Thanks ST. I had gain staged each mic up to just getting into yellow, however I had done this after choosing the correct mic type. I see in the T4/8s example that the gain stage trim was done first, then the correct mic was chosen. Does this make any difference at all? The T1 video does mic choice first.

 

Cheers,

Dave

It doesn't make a difference. The channel trims come before any other processing in the signal chain.

ST

ST posted:

Hi Dave,

Great question!

Dave Matthews posted:
ST posted:

Hi Dave Matthews,

Please check out these tips about

Microphone Feedback

ST

Thanks ST. I had gain staged each mic up to just getting into yellow, however I had done this after choosing the correct mic type. I see in the T4/8s example that the gain stage trim was done first, then the correct mic was chosen. Does this make any difference at all? The T1 video does mic choice first.

 

Cheers,

Dave

It doesn't make a difference. The channel trims come before any other processing in the signal chain.

ST

OK, I guess I'll have to try again.

The L1 is maybe 7' behind me, and I get feedback before feeling like we can hear ourselves.

Would gain staging without hitting any yellow help? I'm guessing I'd just have to increase the main vol and end up in the same situation.

I'd say that the setting the L1 only 7 feet behind you with a louder band is not enough.  I suspect to get the volume you need with even a reasonably loud rock band you would have to set it at least 15-20 feet behind to avoid excessive feedback.

You are stuck between the rock and hard place of the sound pressure level you need and the inverse square rule that limits how quickly it dissipates before reaching the microphones.
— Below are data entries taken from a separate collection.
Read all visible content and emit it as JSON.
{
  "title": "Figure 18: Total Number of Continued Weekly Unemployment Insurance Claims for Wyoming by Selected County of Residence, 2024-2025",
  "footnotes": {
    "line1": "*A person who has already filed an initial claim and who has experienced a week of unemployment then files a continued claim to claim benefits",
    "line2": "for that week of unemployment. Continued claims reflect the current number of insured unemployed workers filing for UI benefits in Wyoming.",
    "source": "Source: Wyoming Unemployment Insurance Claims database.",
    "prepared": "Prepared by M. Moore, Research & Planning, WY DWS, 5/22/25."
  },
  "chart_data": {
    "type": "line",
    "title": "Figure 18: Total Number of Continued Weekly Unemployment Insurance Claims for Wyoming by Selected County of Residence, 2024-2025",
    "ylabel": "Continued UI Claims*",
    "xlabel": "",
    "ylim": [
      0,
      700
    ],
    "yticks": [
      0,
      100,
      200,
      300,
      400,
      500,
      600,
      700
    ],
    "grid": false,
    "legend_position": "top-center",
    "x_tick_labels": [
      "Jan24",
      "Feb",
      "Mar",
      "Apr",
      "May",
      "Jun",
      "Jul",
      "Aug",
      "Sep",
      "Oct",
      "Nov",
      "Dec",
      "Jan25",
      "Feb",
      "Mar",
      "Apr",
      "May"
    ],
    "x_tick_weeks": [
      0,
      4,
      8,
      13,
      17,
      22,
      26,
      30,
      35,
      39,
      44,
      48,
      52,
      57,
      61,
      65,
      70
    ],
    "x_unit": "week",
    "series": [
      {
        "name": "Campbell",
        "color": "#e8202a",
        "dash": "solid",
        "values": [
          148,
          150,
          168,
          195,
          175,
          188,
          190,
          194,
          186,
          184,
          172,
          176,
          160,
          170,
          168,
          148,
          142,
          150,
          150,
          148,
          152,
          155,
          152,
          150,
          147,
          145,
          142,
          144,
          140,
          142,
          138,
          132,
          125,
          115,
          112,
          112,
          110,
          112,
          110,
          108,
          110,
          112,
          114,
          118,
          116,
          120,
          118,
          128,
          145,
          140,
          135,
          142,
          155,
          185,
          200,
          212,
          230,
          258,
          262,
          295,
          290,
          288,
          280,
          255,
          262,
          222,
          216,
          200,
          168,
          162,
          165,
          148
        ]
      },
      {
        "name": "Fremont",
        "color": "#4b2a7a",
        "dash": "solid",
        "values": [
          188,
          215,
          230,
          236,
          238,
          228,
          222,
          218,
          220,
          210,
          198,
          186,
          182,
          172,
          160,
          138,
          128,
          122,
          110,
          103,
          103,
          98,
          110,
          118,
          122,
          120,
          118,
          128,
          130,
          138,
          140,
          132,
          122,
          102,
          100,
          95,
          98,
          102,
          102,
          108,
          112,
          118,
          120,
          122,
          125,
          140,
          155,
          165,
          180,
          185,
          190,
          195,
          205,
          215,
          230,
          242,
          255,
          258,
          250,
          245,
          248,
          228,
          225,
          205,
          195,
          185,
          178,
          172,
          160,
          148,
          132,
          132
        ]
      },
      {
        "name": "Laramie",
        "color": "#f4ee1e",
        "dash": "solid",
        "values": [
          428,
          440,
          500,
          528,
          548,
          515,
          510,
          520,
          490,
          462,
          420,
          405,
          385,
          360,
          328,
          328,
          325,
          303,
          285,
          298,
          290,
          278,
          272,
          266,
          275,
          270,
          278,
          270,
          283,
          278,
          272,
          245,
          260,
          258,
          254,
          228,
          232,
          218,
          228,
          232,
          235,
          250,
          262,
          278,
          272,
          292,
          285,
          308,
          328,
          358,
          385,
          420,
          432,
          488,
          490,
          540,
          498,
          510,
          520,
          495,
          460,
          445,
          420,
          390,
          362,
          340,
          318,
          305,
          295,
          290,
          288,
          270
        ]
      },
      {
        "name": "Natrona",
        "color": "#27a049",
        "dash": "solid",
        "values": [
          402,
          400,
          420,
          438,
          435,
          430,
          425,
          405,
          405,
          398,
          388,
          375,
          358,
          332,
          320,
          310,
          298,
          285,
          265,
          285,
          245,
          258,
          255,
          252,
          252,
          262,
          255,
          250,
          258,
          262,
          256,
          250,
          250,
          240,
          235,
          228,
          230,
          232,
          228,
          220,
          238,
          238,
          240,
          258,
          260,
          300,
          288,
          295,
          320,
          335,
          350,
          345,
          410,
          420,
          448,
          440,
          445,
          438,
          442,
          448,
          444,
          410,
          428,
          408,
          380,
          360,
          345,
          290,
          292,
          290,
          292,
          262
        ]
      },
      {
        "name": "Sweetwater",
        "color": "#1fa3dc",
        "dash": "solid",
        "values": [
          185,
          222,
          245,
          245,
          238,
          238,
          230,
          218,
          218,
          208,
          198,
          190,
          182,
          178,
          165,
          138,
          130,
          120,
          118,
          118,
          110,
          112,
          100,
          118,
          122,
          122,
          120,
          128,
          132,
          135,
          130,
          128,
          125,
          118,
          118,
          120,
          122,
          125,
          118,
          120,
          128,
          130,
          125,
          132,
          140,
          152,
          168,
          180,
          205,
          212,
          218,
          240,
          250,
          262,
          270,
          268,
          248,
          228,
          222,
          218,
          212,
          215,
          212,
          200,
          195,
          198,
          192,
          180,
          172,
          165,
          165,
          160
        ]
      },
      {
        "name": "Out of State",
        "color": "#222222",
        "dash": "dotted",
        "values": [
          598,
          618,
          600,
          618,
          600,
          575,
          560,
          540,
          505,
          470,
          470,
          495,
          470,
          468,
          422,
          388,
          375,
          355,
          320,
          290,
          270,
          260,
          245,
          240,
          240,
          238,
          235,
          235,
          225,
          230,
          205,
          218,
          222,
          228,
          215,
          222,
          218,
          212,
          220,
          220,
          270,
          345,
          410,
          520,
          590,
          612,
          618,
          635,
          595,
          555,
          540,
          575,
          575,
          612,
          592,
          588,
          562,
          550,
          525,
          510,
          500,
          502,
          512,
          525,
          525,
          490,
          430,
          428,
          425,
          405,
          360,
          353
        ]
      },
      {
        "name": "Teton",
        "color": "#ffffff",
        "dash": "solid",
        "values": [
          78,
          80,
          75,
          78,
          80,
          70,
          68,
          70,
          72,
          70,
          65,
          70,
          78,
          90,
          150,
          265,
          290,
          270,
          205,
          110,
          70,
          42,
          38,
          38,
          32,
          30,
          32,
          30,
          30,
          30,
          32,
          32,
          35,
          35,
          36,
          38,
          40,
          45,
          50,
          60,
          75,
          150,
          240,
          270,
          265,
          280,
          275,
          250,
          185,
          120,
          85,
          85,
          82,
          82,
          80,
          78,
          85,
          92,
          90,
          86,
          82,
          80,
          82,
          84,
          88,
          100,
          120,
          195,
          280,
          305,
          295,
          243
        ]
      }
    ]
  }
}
For example, at a gig a few years back I had to cover 350 people in a large hall, we had to physically move large pieces of the stage from the side to add to the front of the stage to put the lead singer/acoustic guitar on his own platform in order to get the 12 feet plus distance I needed to fill that hall without the lead vocal feeding back.

Have you tried putting the Bose next to the band?

I know folks often get hung up in symmetry.  When positioning a band on a stage the tendency is to spread everyone out so that they fill the stage width with the mass centered.  Your issue is that your stage is 24' wide but ONLY 10' deep.  I suspect that there's no way you're going to be able to get the Bose back far enough on your stage to avoid feedback.  If I were you, I'd try my suggestions:

1) First try the Bose completely stage left (or right) in line with the drummer's ears (or slightly forward of them) so he/she can hear the band and then place the other three of you closer together near the opposite side of the stage.  The side wash from Bose L1 systems is amazing.

2) If still getting feedback, you may have to provide a separate monitor for the drummer if you must keep the drums behind you and move the Bose forward so it's in line with the front line of microphones. 

3) Or you could start a new trend and put all four of you in a line with the Bose next to you on one side or the other.  Gene Krupa and Buddy Rich used to sit in the FRONT of the band! 

Note: the apparent asymmetry can be visually attenuated by putting a sound transparent curtain in front of the Bose location that would cut the audience's sight lines down to just the band.